Cientistas brasileiros desenvolvem projetos avançados no campo da proteômica

EVANILDO DA SILVEIRA


Cacau: pesquisa busca defesa contra a
vassoura-de-bruxa / Foto: Mariana Rodrigues

Há quase nove anos, mais precisamente no dia 6 de janeiro de 2000, um grupo de pesquisadores brasileiros concluiu o seqüenciamento do genoma da bactéria Xylella fastidiosa, que causa a doença do amarelinho nos laranjais, responsável por um prejuízo anual de milhões de reais à citricultura brasileira. Foi o primeiro fitopatógeno (microorganismo que ataca plantas) no mundo a ter seu DNA decifrado, o que colocou o país entre os grandes da ciência. Antes e depois desse feito, cientistas de todo o planeta fizeram o mesmo com vários outros organismos, inclusive o homem. Agora, chegou a era da proteômica, o estudo das proteínas, um passo adiante da genômica. Hoje, existem no Brasil dezenas de profissionais dedicados à área, e os primeiros resultados desse esforço já começam a surgir.

Entre os mais importantes está a identificação de proteínas relacionadas a doenças como dengue, leishmaniose, hanseníase, câncer, esquizofrenia e leucemia. Na prática, isso contribui para o desenvolvimento de métodos mais eficientes de diagnóstico desses males e poderá levar à criação de medicamentos e vacinas para combatê-los – algo que só é possível devido ao avanço da tecnologia envolvida nas pesquisas. Embora o estudo de proteínas não seja novidade para bioquímicos e outros especialistas, eles nunca tiveram tanta facilidade para decifrá-las. Diferentemente do que ocorria até há pouco tempo, quando era necessário identificar uma por uma, hoje, graças a novos equipamentos, é possível analisar centenas delas ao mesmo tempo.

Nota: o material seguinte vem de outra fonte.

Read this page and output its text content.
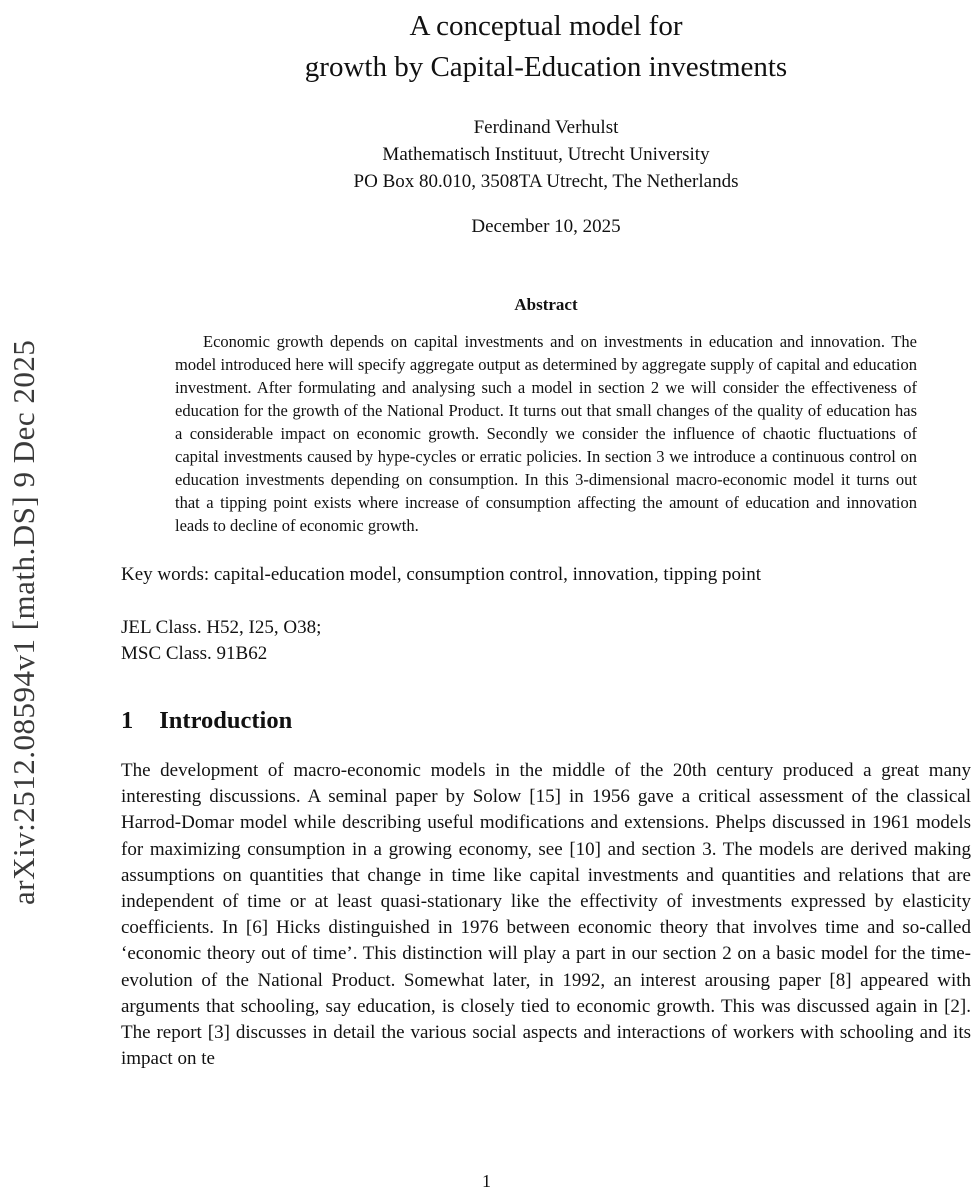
arXiv:2512.08594v1 [math.DS] 9 Dec 2025
A conceptual model for
growth by Capital-Education investments
Ferdinand Verhulst
Mathematisch Instituut, Utrecht University
PO Box 80.010, 3508TA Utrecht, The Netherlands
December 10, 2025
Abstract

Economic growth depends on capital investments and on investments in education and innovation. The model introduced here will specify aggregate output as determined by aggregate supply of capital and education investment. After formulating and analysing such a model in section 2 we will consider the effectiveness of education for the growth of the National Product. It turns out that small changes of the quality of education has a considerable impact on economic growth. Secondly we consider the influence of chaotic fluctuations of capital investments caused by hype-cycles or erratic policies. In section 3 we introduce a continuous control on education investments depending on consumption. In this 3-dimensional macro-economic model it turns out that a tipping point exists where increase of consumption affecting the amount of education and innovation leads to decline of economic growth.

Key words: capital-education model, consumption control, innovation, tipping point

JEL Class. H52, I25, O38;
MSC Class. 91B62
1 Introduction

The development of macro-economic models in the middle of the 20th century produced a great many interesting discussions. A seminal paper by Solow [15] in 1956 gave a critical assessment of the classical Harrod-Domar model while describing useful modifications and extensions. Phelps discussed in 1961 models for maximizing consumption in a growing economy, see [10] and section 3. The models are derived making assumptions on quantities that change in time like capital investments and quantities and relations that are independent of time or at least quasi-stationary like the effectivity of investments expressed by elasticity coefficients. In [6] Hicks distinguished in 1976 between economic theory that involves time and so-called ‘economic theory out of time’. This distinction will play a part in our section 2 on a basic model for the time-evolution of the National Product. Somewhat later, in 1992, an interest arousing paper [8] appeared with arguments that schooling, say education, is closely tied to economic growth. This was discussed again in [2]. The report [3] discusses in detail the various social aspects and interactions of workers with schooling and its impact on te

1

É o que vêm fazendo com sucesso os cientistas brasileiros, muitos dos quais agregados em redes de estudo estaduais. A mais antiga, a Rede Proteômica do Rio de Janeiro (Proteoma-Rio), criada em 2001 pela Fundação de Amparo à Pesquisa do Estado do Rio de Janeiro (Faperj), reúne cerca de 30 especialistas de sete instituições – as universidades Federal (UFRJ), do Estado (UERJ), Estadual do Norte Fluminense (UENF) e Pontifícia Universidade Católica (PUC-Rio), o Instituto Nacional de Câncer (Inca), a Empresa Brasileira de Pesquisa Agropecuária (Embrapa) e a Fundação Oswaldo Cruz (Fiocruz).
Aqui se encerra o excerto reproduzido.